The other shoe has dropped. Perhaps. According to the Iraqi prime minister's spokesman, Muntadhar al-Zeidi, the ostensible Iraqi journalist who hurled his shoes at President Bush has apologized for his "ugly act" and asked Prime Minister Nouri al-Maliki to pardon him.
According to spokesman Yassin Majid, Prime Minister Maliki received the letter a day after the shoe-throwing incident had utterly overshadowed the reason for Bush's visit –- the signing of the so-called "SOFA," the status of forces agreement which provides a schedule for America's withdrawal from its unpopular engagement in Iraq and the rules governing America's presence there until then.
The "first day story," of course, was the dramatic shoe throw and the president's artful dodging of the flying projectiles –- a "size 10," Bush joked after the incident.
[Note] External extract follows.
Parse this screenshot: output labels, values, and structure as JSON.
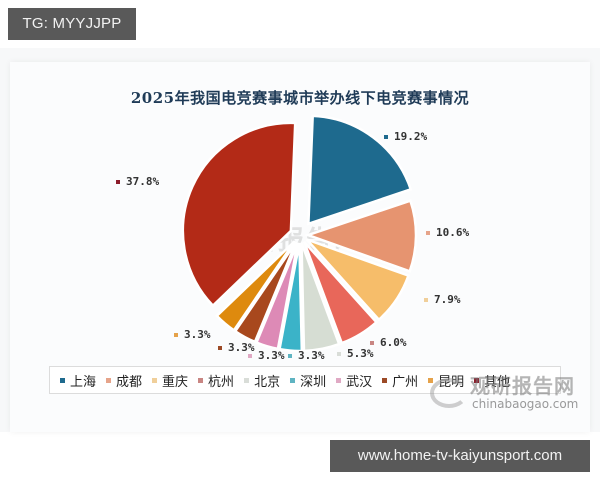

This was followed by the inevitable pictures of Iraqis protesting the journalist's arrest amid burning American flags, jubilant crowds throughout Arab capitals celebrating their new "hero," and offers of millions of dollars from wealthy Arabs eager to acquire one of the iconic shoes. (The shoes have been destroyed in testing for chemical residue, the Iraqi government said Thursday.) Jordan's parliament held a minute of silence in his honor while the head of its foreign affairs committee read an ode to him. A charity headed by Aisha Qaddafi, the daughter of Libya's strongman, whose country the Bush Administration recently removed from the terrorist list, gave Zeidi its "courage award" for what she called his blow for "human rights across the world." Al-Jazeera's hugely popular Web site said that 90 percent of the thousands of comments it got praised Zeidi and condemned Bush as a war criminal who deserved to die – -or as Zeidi called him, a "dog" whose war had killed thousands of Iraqis.
A few American and Arab commentators defended Bush and criticized Zeidi's sabotage, so to speak. K.T. McFarland, a former Pentagon official and fellow FOX Forum columnist, and Nibras Kazimi, an Iraqi who fled Saddam Hussein's brutal regime and now blogs from America for the Hudson Institute, among others, noted that in Saddam's Iraq, Zeidi would be a dead man, along with his family and friends.
But most of the Arab and even the American media exulted in the "Saturday Night Live"-like moment, saying it reflected the depth of Arab hatred of Bush and his war, as well as his unilateralist and pro-Israeli policies in the Middle East.
How disappointed they must all be now that their new-found hero has apparently recanted and issued a groveling plea for clemency. Maliki's spokesman said that Zeidi's letter recalled the "kindness" Maliki had shown him during an interview in 2005 and asked for the same dose again. The 29-year old superstar has had a penchant for putting himself in harm's way. He was apparently detained last year for three days by an unknown militia but eventually released without ransom, and later by American forces, who have yet to comment on the claim. Little is also known about the financiers of al-Baghdadiya, the Cairo-based, privately owned TV station that employs him. Nor do we really know if or why Zeidi chose to recant. His brother is skeptical. Perhaps Zeidi did not relish the idea of spending years in an Iraqi jail for "insulting a foreign leader." Reports that he was too beaten up to appear in court prompted expressions of concern from, paradoxically, the U.S. State Department, which said it would condemn any "unnecessary use of force" against him.
To settle the issue of whether Zeidi did, or did not regret his action and seek forgiveness, the Maliki government should release his letter immediately and grant a limited number of journalists access to him to verify whether or not he wrote it – voluntarily. If he did, the images will undoubtedly outlast his personal fame.